Dateline: August 26, 2002

Enhanced External Counterpulsation (EECP) is a procedure that has proven beneficial in patients with angina. (Click here for a description of EECP, and its use in treating angina.)  Some have long speculated that the cardiovascular effects induced by EECP might also be useful for patients with heart failure. Now, a new study published in the July/August issue of Congestive Heart Failure suggests that EECP can indeed be helpful in patients with stable congestive heart failure. 

What is EECP? 

EECP is a mechanical procedure in which long inflatable cuffs (like blood pressure cuffs) are wrapped around both of the patient’s legs. While the patient lies on a bed, the leg cuffs are inflated and deflated with each heartbeat. This is accomplished by means of a computer, which triggers off the patient’s ECG so that the cuffs deflate just as each heartbeat begins, and inflate just as each heartbeat ends. When the cuffs inflate they do so in a sequential fashion, so that the blood in the legs is “milked” upwards, toward the heart.

EECP has two potentially beneficial actions on the heart. First, the milking action of the leg cuffs increases the blood flow to the coronary arteries. (The coronary arteries, unlike other arteries in the body, receive their blood flow after each heartbeat instead of during each heartbeat. EECP, effectively, “pumps” blood into the coronary arteries.) Second, by its deflating action just as the heart begins to beat, EECP creates something like a sudden vacuum in the arteries, which reduces the work of the heart muscle in pumping blood into the arteries.

EECP is administered as a series of outpatient treatments. Patients receive 5 one-hour sessions per week, for 7 weeks (for a total of 35 sessions). The 35 one-hour sessions are aimed at provoking long lasting beneficial changes in the circulatory system.

EECP in heart failure

In the new study, 26 patients with stable congestive heart failure were enrolled to receive a standard, 35 session course of EECP.  19 patients completed the EECP sessions and were followed for 6 months afterward.  These patients showed, on average, a significant improvement in their functional capacity and quality of life.  The authors point out, as well, that the EECP was well-tolerated in these patients. 

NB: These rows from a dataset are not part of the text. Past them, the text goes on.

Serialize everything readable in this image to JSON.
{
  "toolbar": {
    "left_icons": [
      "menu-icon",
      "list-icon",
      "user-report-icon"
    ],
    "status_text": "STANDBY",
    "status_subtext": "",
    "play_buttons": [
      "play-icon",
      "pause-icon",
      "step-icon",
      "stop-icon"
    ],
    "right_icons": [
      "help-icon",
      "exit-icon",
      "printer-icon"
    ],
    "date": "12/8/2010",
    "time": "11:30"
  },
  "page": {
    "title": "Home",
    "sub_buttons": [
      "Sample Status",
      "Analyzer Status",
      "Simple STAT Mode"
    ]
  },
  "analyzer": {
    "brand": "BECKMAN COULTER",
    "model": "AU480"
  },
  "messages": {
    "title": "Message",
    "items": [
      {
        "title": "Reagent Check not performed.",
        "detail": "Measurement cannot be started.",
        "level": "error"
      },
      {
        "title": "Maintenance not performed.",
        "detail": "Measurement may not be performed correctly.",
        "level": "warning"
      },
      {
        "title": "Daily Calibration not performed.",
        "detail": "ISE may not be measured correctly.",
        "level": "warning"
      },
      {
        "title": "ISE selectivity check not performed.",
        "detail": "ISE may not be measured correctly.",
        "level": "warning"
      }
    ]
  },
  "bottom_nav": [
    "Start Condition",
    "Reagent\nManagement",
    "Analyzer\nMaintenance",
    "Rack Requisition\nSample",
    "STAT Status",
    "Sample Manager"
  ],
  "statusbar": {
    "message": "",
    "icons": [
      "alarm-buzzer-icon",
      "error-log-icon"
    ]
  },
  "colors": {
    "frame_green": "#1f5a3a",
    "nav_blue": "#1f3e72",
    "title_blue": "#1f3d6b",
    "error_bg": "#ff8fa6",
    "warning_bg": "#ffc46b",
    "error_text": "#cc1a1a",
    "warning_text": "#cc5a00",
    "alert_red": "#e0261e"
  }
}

Since there were no control subjects in this small study, no firm conclusions can be drawn about how useful EECP might be in treating heart failure.  But the study was impressive enough to launch a larger, randomized clinical trial (the Prospective Evaluation of EECP in Congestive Heart Failure - PEECH - trial,) that should provide more definitive data on how well EECP might benefit patients with heart failure.  The PEECH trial has already begun.

Despite the fact that the potential benefits of EECP in heart failure are still being evaluated, the FDA was sufficiently convinced of these benefits that it cleared the makers of the EECP system (Vasomedical) to begin promoting EECP for heart failure.

Most cardiologists have not embraced the use of EECP for heart failure, quite justifiably citing the need for larger clinical trials.  However, since (as we have previously pointed out) cardiologists don't like EECP even when it is of proven benefit, patients with heart failure who are interested in this treatment option should watch for results of the PEECH trial, and if they prove positive, should take the initiative in bringing up the option of EECP to their doctors.